Published Apr 12, 2015About six weeks ago, Mike Edel and Adrian Chalifour, vocalist and guitarist of opening act Towers and Trees, spent the day madly cycling around Victoria, delivering tickets to last night's performance at the Roxy theatre to anyone willing to purchase one via bike. That's not to mention the fact that it was pouring rain that day. Arrangements were made via Twitter and social media channels, and despite the lousy weather, Edel and Chalifour delivered.
That commitment to ticket dispersal is a perfect metaphor for the energy of their show at the Roxy Theatre last night. Both Mike Edel and Towers and Trees performed spectacularly.
Despite the high-energy performances, the crowd remained subdued. A few brave souls took to standing and dancing, but security quickly escorted them back to their seats. It's clear the Roxy is not the stand-and-dance kind of venue, which actually worked with Edel and Towers and Trees and their heartfelt acoustic-based songs, but definitely made the performance feel formal.
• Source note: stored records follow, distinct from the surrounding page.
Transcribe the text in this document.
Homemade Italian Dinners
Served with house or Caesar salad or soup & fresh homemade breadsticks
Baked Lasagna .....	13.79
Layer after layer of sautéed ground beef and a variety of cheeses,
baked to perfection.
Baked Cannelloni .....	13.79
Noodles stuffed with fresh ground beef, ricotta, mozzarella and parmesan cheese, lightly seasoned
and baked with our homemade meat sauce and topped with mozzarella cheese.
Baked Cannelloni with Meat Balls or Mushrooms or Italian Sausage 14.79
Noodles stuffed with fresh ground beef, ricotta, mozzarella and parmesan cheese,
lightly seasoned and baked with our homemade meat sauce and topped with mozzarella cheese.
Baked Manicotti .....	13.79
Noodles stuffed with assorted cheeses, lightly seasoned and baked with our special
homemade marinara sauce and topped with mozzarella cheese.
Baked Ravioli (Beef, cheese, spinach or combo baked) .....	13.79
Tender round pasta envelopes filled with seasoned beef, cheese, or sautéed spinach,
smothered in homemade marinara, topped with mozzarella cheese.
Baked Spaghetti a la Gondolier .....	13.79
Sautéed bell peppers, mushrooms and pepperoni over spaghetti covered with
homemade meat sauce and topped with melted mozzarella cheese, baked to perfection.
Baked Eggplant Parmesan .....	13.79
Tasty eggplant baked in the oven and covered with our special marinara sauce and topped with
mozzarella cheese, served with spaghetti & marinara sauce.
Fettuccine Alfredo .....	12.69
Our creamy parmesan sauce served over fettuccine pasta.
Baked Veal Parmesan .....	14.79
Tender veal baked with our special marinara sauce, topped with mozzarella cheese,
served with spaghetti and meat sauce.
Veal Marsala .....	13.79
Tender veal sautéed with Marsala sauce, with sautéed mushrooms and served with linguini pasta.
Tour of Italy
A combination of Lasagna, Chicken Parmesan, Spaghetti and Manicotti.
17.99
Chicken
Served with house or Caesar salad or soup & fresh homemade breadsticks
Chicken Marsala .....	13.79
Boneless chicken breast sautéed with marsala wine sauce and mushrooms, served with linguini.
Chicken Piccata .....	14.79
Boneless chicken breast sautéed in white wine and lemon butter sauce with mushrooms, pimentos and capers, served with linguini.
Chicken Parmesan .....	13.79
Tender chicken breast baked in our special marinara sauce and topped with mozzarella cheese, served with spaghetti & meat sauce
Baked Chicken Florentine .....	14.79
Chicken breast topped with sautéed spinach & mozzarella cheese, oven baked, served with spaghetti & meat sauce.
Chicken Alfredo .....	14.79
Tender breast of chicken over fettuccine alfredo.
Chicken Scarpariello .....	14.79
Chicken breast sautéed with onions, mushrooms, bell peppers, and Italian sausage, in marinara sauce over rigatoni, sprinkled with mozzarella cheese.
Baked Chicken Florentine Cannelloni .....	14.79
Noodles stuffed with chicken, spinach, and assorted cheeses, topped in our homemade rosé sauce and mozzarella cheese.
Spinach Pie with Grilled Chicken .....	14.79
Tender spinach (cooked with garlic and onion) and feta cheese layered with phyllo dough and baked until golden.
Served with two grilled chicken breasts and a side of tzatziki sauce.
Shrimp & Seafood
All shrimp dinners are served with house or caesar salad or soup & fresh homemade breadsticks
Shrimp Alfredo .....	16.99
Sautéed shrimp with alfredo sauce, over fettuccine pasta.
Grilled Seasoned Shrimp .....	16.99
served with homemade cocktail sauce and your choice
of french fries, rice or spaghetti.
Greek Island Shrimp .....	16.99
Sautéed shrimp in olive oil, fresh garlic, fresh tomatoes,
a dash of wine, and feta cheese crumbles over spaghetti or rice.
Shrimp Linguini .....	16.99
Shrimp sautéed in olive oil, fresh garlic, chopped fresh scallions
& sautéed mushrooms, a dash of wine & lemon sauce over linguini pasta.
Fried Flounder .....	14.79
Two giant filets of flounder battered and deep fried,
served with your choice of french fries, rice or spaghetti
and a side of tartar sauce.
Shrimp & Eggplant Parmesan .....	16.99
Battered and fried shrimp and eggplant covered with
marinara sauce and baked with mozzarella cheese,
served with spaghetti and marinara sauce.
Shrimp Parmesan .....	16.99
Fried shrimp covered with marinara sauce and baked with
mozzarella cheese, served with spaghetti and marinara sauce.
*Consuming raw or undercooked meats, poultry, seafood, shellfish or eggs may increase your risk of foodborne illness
Towers and Trees opened the evening with great energy. Their sound and lyrics evoked images of the West Coast of Canada. At about the middle of the set, most of the band departed the stage, leaving Chalifour to perform a couple of solo songs. The band then reunited for a high-energy finish, blasting through "Montreal" from their debut album Broken Record and setting the stage for Mike Edel.
Edel started the set off solo, and on "Julia," the second song from his new album India, Seattle, he was joined by his band. Part of what made Edel so endearing was his articulate and charming banter throughout the performance. He shared extended stories about jokes he's shared with his father, including his dad's current favourite: "What do the titanic and the Leafs have in common? They both sink when they hit the ice." At times the show felt almost like a brief stand up comedy set.
He also offered poetic insight on making a record, and delved into his inspiration for many songs on India, Seattle, including an incredibly relatable (if you grew up in the prairies, anyway) story about his inspiration for "The Closer," a song about a rural baseball team's closing pitcher and a perfect game gone wrong.
Throughout the show, friends joined Edel on stage: Vince Vaccaro lent his voice and tambourine skills for a few songs, including the climactic anthem "The Country Where I Came From" released as a single from the album The Last of Our Mountains, and the New Pornographers' Kathryn Calder performed "East Shore West Shore" from India, Seattle with Edel. Calder is also releasing a new solo record shortly and the two quipped about sharing a release date.
Edel's West Coast charm and the way he weaves his personal experiences into his songs really made his performance outstanding. His music is relatable, and live, Edel often feels like an old friend.